Basu stressed the importance of hearing from the ministers, private sector and civil society about what can be done to make the program more impactful, but she noted that Congress "holds the pen on AGOA 100%," and they are the ones who will make changes if the law is going to be revised. "Congress writes the laws, and so we are here to support them however they need as they consider that choice," but "timely authorization of AGOA is a goal of the administration."

Hamilton said that if Congress starts to tweak the language, there are concerns that the process may drag out and the program "might actually expire."

Basu also said "very few countries are actually taking advantage of AGOA" and very few of the available sectors are actually being used. "Until countries have more things to actually produce in trade it is hard to make the most of AGOA," she said. AGOA is "at its core, a development program, and trade is an important element of that," she said, but a continuing challenge is how to spur development in order to take advantage of opportunities built into the program.

Hamilton addressed the issue of regional integration of North Africa into AGOA. Given the importance of the African Continental Free Trade Area, Hamilton said the U.S. should think about how it can integrate North Africa into the supply chains and the value chains in Sub-Saharan Africa. Basu said that the State Department is "very supportive of the AfCFTA" and hopes that "AGOA can be complementary to it."

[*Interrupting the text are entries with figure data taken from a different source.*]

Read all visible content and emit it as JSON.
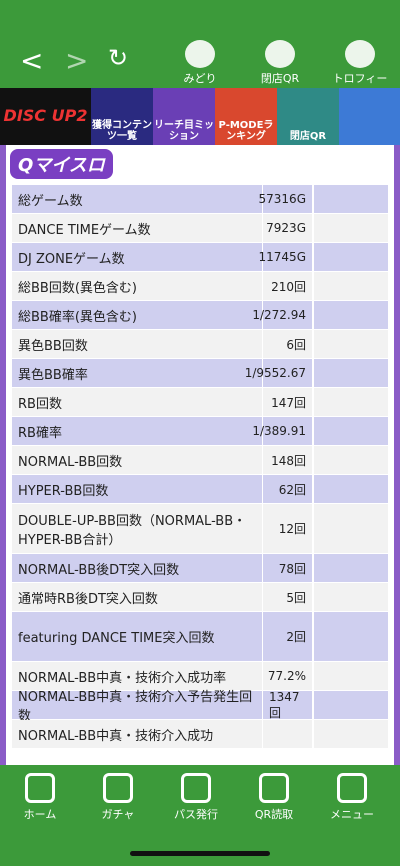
{
  "header": {
    "icons": [
      "みどり",
      "閉店QR",
      "トロフィー"
    ]
  },
  "banner": [
    {
      "label": "DISC UP2"
    },
    {
      "label": "獲得コンテンツ一覧"
    },
    {
      "label": "リーチ目ミッション"
    },
    {
      "label": "P-MODEランキング"
    },
    {
      "label": "閉店QR"
    }
  ],
  "logo": "Qマイスロ",
  "table": {
    "rows": [
      [
        "総ゲーム数",
        "57316G"
      ],
      [
        "DANCE TIMEゲーム数",
        "7923G"
      ],
      [
        "DJ ZONEゲーム数",
        "11745G"
      ],
      [
        "総BB回数(異色含む)",
        "210回"
      ],
      [
        "総BB確率(異色含む)",
        "1/272.94"
      ],
      [
        "異色BB回数",
        "6回"
      ],
      [
        "異色BB確率",
        "1/9552.67"
      ],
      [
        "RB回数",
        "147回"
      ],
      [
        "RB確率",
        "1/389.91"
      ],
      [
        "NORMAL-BB回数",
        "148回"
      ],
      [
        "HYPER-BB回数",
        "62回"
      ],
      [
        "DOUBLE-UP-BB回数（NORMAL-BB・HYPER-BB合計）",
        "12回"
      ],
      [
        "NORMAL-BB後DT突入回数",
        "78回"
      ],
      [
        "通常時RB後DT突入回数",
        "5回"
      ],
      [
        "featuring DANCE TIME突入回数",
        "2回"
      ],
      [
        "NORMAL-BB中真・技術介入成功率",
        "77.2%"
      ],
      [
        "NORMAL-BB中真・技術介入予告発生回数",
        "1347回"
      ],
      [
        "NORMAL-BB中真・技術介入成功"
      ]
    ]
  },
  "bottom_nav": [
    "ホーム",
    "ガチャ",
    "パス発行",
    "QR読取",
    "メニュー"
  ]
}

In responding to concerns about what a potential U.S.-Kenya trade agreement might mean for AGOA, Hamilton said bilateral FTAs would "not replace AGOA at this point." She said she was happy that Kenya wants to take this new step with the U.S., but emphasized that it did not mean "graduating Kenya out of AGOA." She did say that the Kenya agreement could be a model for other countries, but the U.S. would want to be sure the agreement proved effective before replicating it with another country.

When asked, Hamilton said the issue of Ethiopia’s AGOA eligibility wouldn't likely be addressed during the forum.